China called the U.S. arrogant and selfish on Friday after two Chinese citizens were charged with stealing American trade secrets and other sensitive information on behalf of Beijing’s main intelligence agency.
Foreign Ministry spokeswoman Hua Chunying said “the Chinese government has never participated in or supported anyone in stealing trade secrets in any way.”
She accused the United States of undermining the development of other countries to defend its own hegemony.
“The U.S. is a world superpower, and it’s quite arrogant and selfish,” she said during a regular news briefing.
The U.S. Justice Department announced on Thursday the indictment of Chinese nationals Zhu Hua and Zhang Shilong for allegedly carrying out an extensive cyberespionage campaign against government agencies and major corporations.
Besides the alleged U.S. infiltration, Mr. Zhu and Mr. Zhang are also accused of breaching computers linked to companies in at least 11 other countries, including Japan, the Britain and India.
More than 90 per cent of U.S. Justice Department economic espionage cases over the past seven years involve China, U.S. Deputy Attorney-General Rod Rosenstein said, and more than two-thirds of trade secrets cases are connected to the country.
“China’s state-sponsored actors are the most active perpetrators of economic espionage,” FBI director Chris Wray said in announcing the case. “While we welcome fair competition, we cannot and will not tolerate illegal hacking, stealing or cheating.”
Ms. Hua, the Foreign Ministry spokeswoman, said: “They believe that a lie repeated a thousand times will become the truth, but I want to tell them that a lie is still a lie even after it has been repeated 10,000 times.”

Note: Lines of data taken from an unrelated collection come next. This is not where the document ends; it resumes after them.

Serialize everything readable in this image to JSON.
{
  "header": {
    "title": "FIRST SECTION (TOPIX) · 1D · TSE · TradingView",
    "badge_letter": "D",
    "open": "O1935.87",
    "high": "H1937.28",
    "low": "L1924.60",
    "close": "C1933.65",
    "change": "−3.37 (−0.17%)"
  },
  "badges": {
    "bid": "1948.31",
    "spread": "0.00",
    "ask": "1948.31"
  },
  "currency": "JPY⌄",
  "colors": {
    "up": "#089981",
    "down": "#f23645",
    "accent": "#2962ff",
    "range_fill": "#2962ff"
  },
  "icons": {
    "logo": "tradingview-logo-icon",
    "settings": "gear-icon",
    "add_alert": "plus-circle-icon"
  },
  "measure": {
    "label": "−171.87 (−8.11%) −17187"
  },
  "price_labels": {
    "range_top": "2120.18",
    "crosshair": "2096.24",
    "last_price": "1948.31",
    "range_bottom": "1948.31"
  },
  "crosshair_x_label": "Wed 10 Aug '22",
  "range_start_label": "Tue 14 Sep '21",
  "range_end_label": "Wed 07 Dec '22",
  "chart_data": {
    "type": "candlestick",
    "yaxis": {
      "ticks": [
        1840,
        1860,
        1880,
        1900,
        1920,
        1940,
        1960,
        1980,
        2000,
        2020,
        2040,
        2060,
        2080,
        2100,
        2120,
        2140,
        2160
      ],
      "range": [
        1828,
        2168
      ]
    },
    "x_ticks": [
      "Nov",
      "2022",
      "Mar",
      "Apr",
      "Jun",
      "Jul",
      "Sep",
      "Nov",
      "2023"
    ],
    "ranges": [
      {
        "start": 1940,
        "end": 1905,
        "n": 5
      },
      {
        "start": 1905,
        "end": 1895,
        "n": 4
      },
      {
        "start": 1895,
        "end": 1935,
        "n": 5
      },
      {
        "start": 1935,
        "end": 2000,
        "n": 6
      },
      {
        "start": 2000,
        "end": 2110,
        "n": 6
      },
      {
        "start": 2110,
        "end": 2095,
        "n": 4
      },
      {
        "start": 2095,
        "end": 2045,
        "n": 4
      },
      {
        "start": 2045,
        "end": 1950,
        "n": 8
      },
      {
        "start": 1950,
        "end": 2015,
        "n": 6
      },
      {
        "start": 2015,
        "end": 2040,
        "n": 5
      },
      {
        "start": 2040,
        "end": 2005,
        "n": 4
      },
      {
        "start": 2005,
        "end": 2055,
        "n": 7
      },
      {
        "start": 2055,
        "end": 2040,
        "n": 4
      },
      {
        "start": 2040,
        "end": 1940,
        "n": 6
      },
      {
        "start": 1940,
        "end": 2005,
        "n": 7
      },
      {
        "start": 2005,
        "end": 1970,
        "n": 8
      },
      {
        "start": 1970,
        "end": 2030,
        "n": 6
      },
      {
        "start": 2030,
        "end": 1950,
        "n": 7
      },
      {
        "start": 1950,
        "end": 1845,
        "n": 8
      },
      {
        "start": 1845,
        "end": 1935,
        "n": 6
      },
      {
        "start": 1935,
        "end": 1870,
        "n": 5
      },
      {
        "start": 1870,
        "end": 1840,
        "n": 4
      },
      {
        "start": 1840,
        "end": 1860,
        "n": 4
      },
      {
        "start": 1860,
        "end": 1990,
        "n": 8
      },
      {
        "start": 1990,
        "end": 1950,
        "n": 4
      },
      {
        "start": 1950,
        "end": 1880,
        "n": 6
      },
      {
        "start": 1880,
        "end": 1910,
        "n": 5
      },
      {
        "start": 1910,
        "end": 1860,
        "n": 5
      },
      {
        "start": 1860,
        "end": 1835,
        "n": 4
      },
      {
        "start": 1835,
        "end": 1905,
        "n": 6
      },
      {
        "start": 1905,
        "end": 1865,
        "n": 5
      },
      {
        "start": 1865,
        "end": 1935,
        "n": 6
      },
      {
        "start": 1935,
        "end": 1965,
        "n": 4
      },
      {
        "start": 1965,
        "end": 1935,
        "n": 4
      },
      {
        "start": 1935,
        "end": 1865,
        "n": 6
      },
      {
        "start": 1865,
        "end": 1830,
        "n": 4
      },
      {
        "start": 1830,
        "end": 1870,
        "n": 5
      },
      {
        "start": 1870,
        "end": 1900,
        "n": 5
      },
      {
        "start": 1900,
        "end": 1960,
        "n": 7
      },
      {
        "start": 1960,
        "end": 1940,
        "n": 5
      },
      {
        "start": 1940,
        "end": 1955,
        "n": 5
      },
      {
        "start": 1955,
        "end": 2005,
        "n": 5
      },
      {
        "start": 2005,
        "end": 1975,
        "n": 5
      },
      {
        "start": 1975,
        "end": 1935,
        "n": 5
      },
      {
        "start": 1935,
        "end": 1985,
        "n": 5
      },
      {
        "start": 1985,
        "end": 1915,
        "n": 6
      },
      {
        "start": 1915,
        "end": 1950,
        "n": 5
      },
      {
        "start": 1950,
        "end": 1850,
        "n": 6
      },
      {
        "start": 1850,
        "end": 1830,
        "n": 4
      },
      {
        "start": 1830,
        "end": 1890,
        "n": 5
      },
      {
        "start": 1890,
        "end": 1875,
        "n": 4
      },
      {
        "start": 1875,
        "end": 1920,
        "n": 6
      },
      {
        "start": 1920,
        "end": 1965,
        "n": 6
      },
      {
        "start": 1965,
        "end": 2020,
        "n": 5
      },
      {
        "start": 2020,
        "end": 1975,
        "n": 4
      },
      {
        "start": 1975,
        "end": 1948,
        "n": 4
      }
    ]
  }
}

In a written statement issued earlier on Friday, she said the United States was “fabricating facts.”
The whereabouts of Mr. Zhu and Mr. Zhang are unclear. China does not have an extradition treaty with the United States.
“There is some co-operation under the framework of Interpol, but if the Chinese government doesn’t agree with the U.S. charges, there is no way to extradite the accused,” said Li Fangping, a Beijing-based criminal lawyer.
Mr. Li said that if Mr. Zhu and Mr. Zhang travel to other countries that have signed treaties with the United States, they could be detained for possible extradition, as was the case with Chinese tech executive Meng Wanzhou’s recent arrest in Canada.
The indictment says the pair worked for the Huaying Haitai Science and Technology Development Co. in Tianjin and acted in association with the Chinese Ministry of State Security’s bureau in the northeastern port city.
A public company registry says that Huaying Haitai’s work includes the development of computer software, consulting and business related to a variety of technical equipment.
Among the cyberespionage manoeuvres detailed in the indictment is the alleged use of a phishing technique that sent e-mails that appeared to be coming from legitimate email addresses but were in fact from members of Advanced Persistent Threat 10, the China-based hacking group to which Mr. Zhu and Mr. Zhang purportedly belong.
James Gong, a cybersecurity senior associate at the Herbert Smith Freehills law firm in Beijing, said the mere announcement of charges is likely to affect public perception of China.
“The allegation itself will give rise to some suspicion, at least, among the international public, that these hacking activities are actually supported by the Chinese state,” he said.